As an art student in the 1950s, Jim Reno, who later created a larger than life-size statue of Secretariat for the great stallion’s owner, Penny Tweedy, looked to Herbert Haseltine as an inspiration.

“He was my hero,” said Reno, who has himself been an inspiration to other equine artists. “He did the sculpture of Man O’War at Kentucky Horse Park in Lexington. I never dreamed when I was in art school that I’d have a life-size bronze sitting next to Haseltine’s.”

Reno and Haseltine came from vastly different backgrounds, but they shared a passion for horses and art.

Born in 1929, Reno, the son of a hard-working single mother, cleaned stalls as a boy at the county fairgrounds in New Castle, Indiana and earned a five-year scholarship to John Herron School of Art in Indianapolis. Haseltine (1877-1962) was born into a wealthy East Coast family, graduated from Harvard and studied art in Munich and Paris.

Upon graduation, Reno moved to Houston and supported himself by training horses, while waiting to sell some art. His first commission came from wealthy Houstonian Douglas Marshall, who wanted Reno to sculpt his champion Arabian stallion Surf.

At the start of his career, Haseltine’s social connections helped land him commissions from clients like King Edward VII and Queen Alexandra. In 1925, as he was developing a style forged from both the realistic and ideal, he was commissioned by Marshall Field to sculpt 19 champion animals for the famous Field Museum of Natural History in Chicago. In 1986, the Field Museum sold the “Champion Animals” to Paul Mellon, who donated them to the Virginia Museum of Fine Arts.

These magnificent sculptures are the subject of Champion Animals, Sculptures by Herbert Haseltine, published by and available through the Virginia Museum of Fine Arts. Each chapter features exquisite color photographs of the works, along with photographs of the subjects, and Haseltine’s notes about the creation of each piece, including comments on the personalities and dispositions of the animals. The majority of the sculptures are of horses – steeplechase, race and polo champions, as well as champion Percherons, Shires and a Suffolk Punch stallion. But there are also Aberdeen Angus, Hereford, and Shorthorn bulls; Lincoln rams and a Southdown ewe; Berkshire and Middle White boars and a sow; and a “composite” Thoroughbred horse.

The Champion Animals collection is marked by a smooth elegance and economy of form that renders pure essence of subject. The pieces are further enhanced by the stunning use of bronze, marble, limestone and gold plate. The Percheron mare Messaline and her foal, for instance, are carved in streaky, grey Bardiglio marble that suggests the grey of their coats. Black Knight of Auchterarder, the Angus bull, is carved from black Belgian marble; Field Marshall V, the Shire stallion, is chiseled bronze plated with gold.
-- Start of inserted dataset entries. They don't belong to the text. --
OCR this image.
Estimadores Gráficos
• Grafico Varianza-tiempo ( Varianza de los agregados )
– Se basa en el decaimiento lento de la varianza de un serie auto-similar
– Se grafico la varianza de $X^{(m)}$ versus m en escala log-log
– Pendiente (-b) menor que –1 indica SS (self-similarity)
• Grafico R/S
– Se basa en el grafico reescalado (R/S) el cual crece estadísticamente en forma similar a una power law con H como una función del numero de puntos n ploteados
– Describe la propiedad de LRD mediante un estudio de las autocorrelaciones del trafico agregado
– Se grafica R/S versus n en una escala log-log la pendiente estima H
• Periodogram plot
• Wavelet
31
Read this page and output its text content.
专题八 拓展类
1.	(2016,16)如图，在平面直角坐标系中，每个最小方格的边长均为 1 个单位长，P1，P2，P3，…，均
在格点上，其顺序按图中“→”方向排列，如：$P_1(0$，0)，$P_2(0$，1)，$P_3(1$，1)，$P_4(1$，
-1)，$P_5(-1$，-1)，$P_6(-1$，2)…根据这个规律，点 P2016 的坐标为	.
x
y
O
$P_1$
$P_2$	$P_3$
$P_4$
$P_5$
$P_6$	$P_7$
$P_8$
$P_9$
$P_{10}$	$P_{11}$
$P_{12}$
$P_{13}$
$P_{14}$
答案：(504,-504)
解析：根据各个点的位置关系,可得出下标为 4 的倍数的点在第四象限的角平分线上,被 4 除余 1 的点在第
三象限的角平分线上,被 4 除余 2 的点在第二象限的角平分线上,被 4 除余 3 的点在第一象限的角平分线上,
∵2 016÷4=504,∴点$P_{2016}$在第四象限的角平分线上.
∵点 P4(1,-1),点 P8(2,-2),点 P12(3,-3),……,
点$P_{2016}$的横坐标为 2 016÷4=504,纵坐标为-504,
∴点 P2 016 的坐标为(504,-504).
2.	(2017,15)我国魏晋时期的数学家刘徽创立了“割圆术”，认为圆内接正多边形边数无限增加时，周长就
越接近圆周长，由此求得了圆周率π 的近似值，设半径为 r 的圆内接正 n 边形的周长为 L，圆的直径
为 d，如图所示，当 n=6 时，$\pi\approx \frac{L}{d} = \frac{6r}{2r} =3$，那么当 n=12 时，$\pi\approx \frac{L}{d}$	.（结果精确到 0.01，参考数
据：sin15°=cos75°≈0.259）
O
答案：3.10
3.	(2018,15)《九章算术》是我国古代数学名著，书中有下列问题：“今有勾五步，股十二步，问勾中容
Even without the gorgeous photographs this book would be a treasure because of Haseltine’s commentary. In the chapter on the Lincoln rams, he noted that he always liked to talk with the shepherds, as well as the caretakers of the other animals that he sculpted.

“These men always enjoyed talking about their animals, and they gave me frank, unbiased criticisms, which I felt were absolutely sincere, and to the point; this was in contrast to some of the far-fetched criticisms by the high-brow professional critics.”Champion Animals is a book for lovers of livestock and horses, as well as lovers of art, and it’s one to dip into again and again.